Early Contenders, Worst Wines of ’09
Overheard while at a wine bar, San Jose
“What is the name for the sharp smell in vomit?”
“That’s right, bile. This wine smells like bile.”
And so it went last night while out with my wife last night, trying to enjoy the unseasonably warm weather San Jose is experiencing. San Jose, if you weren’t already aware, is boring, a strange combination of suburbs and business parks that somehow came together to form a collosal city that is essentially soulless. despite the massive influx of cultures from around the world, San Jose is, and will probably stay, a transitive business city detached from its residents.
So what does this have to do with wine? Well for starters I have yet to find a decent place to sit and have a glass of wine that is more interesting than off the shelf bev-mo plonk. Last night was perhaps the period on the sentence that we should just keep going out of town for our wines.

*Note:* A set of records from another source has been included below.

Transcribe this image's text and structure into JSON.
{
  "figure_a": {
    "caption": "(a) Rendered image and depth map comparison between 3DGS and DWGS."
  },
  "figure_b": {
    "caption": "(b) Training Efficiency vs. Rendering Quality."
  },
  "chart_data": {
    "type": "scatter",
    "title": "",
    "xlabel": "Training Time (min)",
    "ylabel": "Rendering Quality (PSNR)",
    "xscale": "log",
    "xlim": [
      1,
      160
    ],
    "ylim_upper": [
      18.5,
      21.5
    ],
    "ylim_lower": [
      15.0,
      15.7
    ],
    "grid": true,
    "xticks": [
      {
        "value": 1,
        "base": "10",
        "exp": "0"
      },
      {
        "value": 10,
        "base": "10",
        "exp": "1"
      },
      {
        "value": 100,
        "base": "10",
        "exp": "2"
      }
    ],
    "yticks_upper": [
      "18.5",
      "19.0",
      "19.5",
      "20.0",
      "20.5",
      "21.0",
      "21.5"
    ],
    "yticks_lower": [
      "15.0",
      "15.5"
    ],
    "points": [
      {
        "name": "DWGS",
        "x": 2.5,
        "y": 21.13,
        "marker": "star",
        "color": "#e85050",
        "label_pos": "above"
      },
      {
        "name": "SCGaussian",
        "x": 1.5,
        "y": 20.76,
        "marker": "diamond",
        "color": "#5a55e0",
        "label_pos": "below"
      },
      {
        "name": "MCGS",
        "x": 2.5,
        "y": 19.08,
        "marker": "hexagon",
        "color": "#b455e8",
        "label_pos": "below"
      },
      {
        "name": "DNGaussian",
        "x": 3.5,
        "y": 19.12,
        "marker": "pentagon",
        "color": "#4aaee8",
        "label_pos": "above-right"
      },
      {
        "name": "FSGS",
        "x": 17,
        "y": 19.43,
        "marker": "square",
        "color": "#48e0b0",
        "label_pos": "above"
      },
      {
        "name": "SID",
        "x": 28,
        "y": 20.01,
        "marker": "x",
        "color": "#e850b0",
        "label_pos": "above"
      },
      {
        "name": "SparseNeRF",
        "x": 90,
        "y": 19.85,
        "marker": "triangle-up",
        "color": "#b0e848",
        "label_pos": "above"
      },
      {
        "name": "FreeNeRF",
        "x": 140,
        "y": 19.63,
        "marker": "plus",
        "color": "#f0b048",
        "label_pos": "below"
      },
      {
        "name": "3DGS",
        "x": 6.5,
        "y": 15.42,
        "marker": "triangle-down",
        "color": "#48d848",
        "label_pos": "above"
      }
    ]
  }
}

2007 Valminor Albariño, Rias Biaxas Spain: The aforementioned bile wine. Over perfumed, hot and bitter on the finish, with a subtle hint of, you guessed it, bile. Truly awful stuff. this varietal is fast joining viognier as a stay the hell away from wine.
2007 Puerta Bonita Grenache, Madrid Spain: Hot, grapey, and oaked, tastes like gravel soaked in concord grape jelly. Strong pepper back notes. No finish, and generally flabby. Terrible.
2004 Celler Piñol, L’Avi Aruffi Blend. Cabernet Sauvignon, Garnacha, Merlot, Syrah, Tempranillo. Terra Alta, Spain. Liquified blueberry and blackberry jam, no structure to speak of, really hot alcohol. Had a hint of candy corn and the spicy Mexican candy one buys in Tijuana. Amazingly the least offensive of the lot.